Problems with connections between DA and DR/Vertica occurring repeatedly:
ERROR | DataAggregator | 2024-06-11T09:53:37,171 | ConnectionPool | .tomcat.jdbc.pool.ConnectionPool 500 | org.apache.tomcat.jdbc | | Unable to create initial connections of pool.
java.sql.SQLNonTransientConnectionException: [Vertica][VJDBC](100176) Failed to connect to host DR2 on port 5433. Reason: Failed to establish a connection to the primary server or any backup address.
Also see errors similar to the following:
ERROR | heduler_Worker-1 | 2024-06-04T02:05:03,836 | ExceptionLog | .ca.im.core.util.ExceptionLogger 104 | m.ca.im.common.core.util | | An existing application exception RECURRED (Key=9afb25a97eae6f0ca1cde7e7da2851fac158ae39), Recurrence count=14 : Failed to drop partition(s) for table: ifstats_rate, min key: 1712880000, max key: 1712880000 : StatementCallback; uncategorized SQLException for SQL [SELECT DROP_PARTITIONS('ifstats_rate','1712880000','1712880000',true)]; SQL state [55V03]; error code [5157]; [Vertica][VJDBC](5157) ERROR: Unavailable: [Txn 0xb000000254caaa] O lock table - timeout error Timed out O locking Table:dragg.ifstats_rate.

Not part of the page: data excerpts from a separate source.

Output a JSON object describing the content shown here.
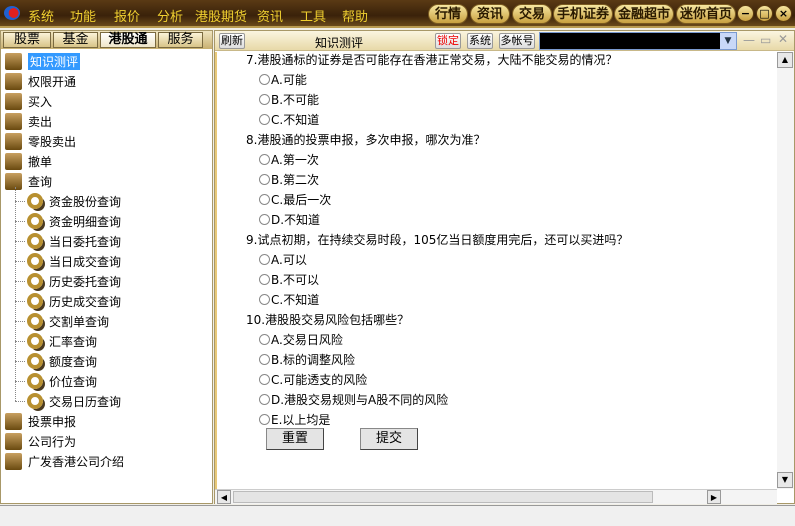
{
  "menubar": {
    "items": [
      "系统",
      "功能",
      "报价",
      "分析",
      "港股期货",
      "资讯",
      "工具",
      "帮助"
    ],
    "pills": [
      "行情",
      "资讯",
      "交易",
      "手机证券",
      "金融超市",
      "迷你首页"
    ]
  },
  "left": {
    "tabs": [
      "股票",
      "基金",
      "港股通",
      "服务"
    ],
    "active_tab": "港股通",
    "items": [
      "知识测评",
      "权限开通",
      "买入",
      "卖出",
      "零股卖出",
      "撤单",
      "查询"
    ],
    "sub_items": [
      "资金股份查询",
      "资金明细查询",
      "当日委托查询",
      "当日成交查询",
      "历史委托查询",
      "历史成交查询",
      "交割单查询",
      "汇率查询",
      "额度查询",
      "价位查询",
      "交易日历查询"
    ],
    "bottom_items": [
      "投票申报",
      "公司行为",
      "广发香港公司介绍"
    ],
    "selected": "知识测评"
  },
  "toolbar": {
    "refresh": "刷新",
    "title": "知识测评",
    "lock": "锁定",
    "system": "系统",
    "multi_account": "多帐号"
  },
  "questions": [
    {
      "text": "7.港股通标的证券是否可能存在香港正常交易，大陆不能交易的情况？",
      "options": [
        "A.可能",
        "B.不可能",
        "C.不知道"
      ]
    },
    {
      "text": "8.港股通的投票申报，多次申报，哪次为准？",
      "options": [
        "A.第一次",
        "B.第二次",
        "C.最后一次",
        "D.不知道"
      ]
    },
    {
      "text": "9.试点初期，在持续交易时段，105亿当日额度用完后，还可以买进吗？",
      "options": [
        "A.可以",
        "B.不可以",
        "C.不知道"
      ]
    },
    {
      "text": "10.港股股交易风险包括哪些？",
      "options": [
        "A.交易日风险",
        "B.标的调整风险",
        "C.可能透支的风险",
        "D.港股交易规则与A股不同的风险",
        "E.以上均是"
      ]
    }
  ],
  "buttons": {
    "reset": "重置",
    "submit": "提交"
  }
}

I held by [user dragg (COPY ifstats_rate (dcm_id, pollgroup_id, item_id, rollup_type, tstamp, dto_sequence_id, rinterval, duration, thresh_duration, thresh_count, im_IPSecEncodingFailures, im_SAPolicyDenialPacketsDropped, im_FramesOut, std_im_FramesOut, im_Bytes, im_PctDiscardsIn, std_im_PctDiscardsIn, im_FrameErrors, im_Discards, std_im_Discards, im_AvgInboundOctetRateforInterface, im_CellErrorRatio, im_NoAssocSAPolicyPacketsDr
and
ERROR | c53-fb2bc9f6adef | 2024-06-11T09:40:14,706 | RunnableTimedExecution | oncurrent.RunnableTimedExecution 101 | emini.blueprint.extender | | Closing runnable for context OsgiBundleXmlApplicationContext(bundle=com.ca.im.data-mgmt.common, config=osgibundle:/META-INF/spring/*.xml) did not finish in 10000ms; consider taking a snapshot and then shutdown the VM in case the thread still hangs
This results in data gaps in some dashboards as the related poll data is unable to be processed:
DX NetOps CAPM all currently supported releases
DR likely has Inadequate resources and is not set to fault tolerance, in which case the following is seen in the vertica.log
2024-07-12 08:00:00.132 Init Session:0x7fe339fd0700-a0000012e32772 <WARNING> @v_drdata_node0001: V1002/2957: Current system KSAFE level is not fault tolerant
This shows there are only 2 nodes in the system.
TechDocs : DX NetOps CAPM 23.3 : Add a Node to the Data Repository Cluster
There is no Fail-over (K-safety) with a 2-node DR, as per the following settings:
1 or 2 node/s (0 k-safety)
, this means there is no copy of data 3 or 4 nodes (1 k-safety)
, this means there is 1 copy of data5 + nodes (2 k-safety)
, this means there are 2 copies of data
So even with 2 nodes, if one goes down, there is no possibility of recovery, since there is no copy of the data and you can't even switch to the other one manually.
Also, commands may not be completing fast enough to release the locks shared between queries/tasks.
Adding disk space only relieves space needed to store data and temporary work that can't be done in memory.
Adding CPUs (or cores) doesn't speed or really allow more work to be done. They all share the same memory and disk resource which are both effected by the number of things using it (such as items, threshold calls etc..). So adding CPUs just puts a bigger load on the limited resources.
You can run the following in Vertica (/opt/vertica/bin/
adminTools -> Connect to DB
):
SELECT node_name, storage_path, storage_status,storage_usage, DISK_SPACE_FREE_MB, disk_space_free_percent from disk_storage;
This will show the disk usage of the data & catalog on the partitions. Vertica recommends that you always have at least 40% free disk space, which is used when performing temporary operations such as loads, deletes, etc. It also allows for an appropriate amount of free disk space needed if a spill-to-disk operation occurs during the execution of a given query due to running out of available RAM.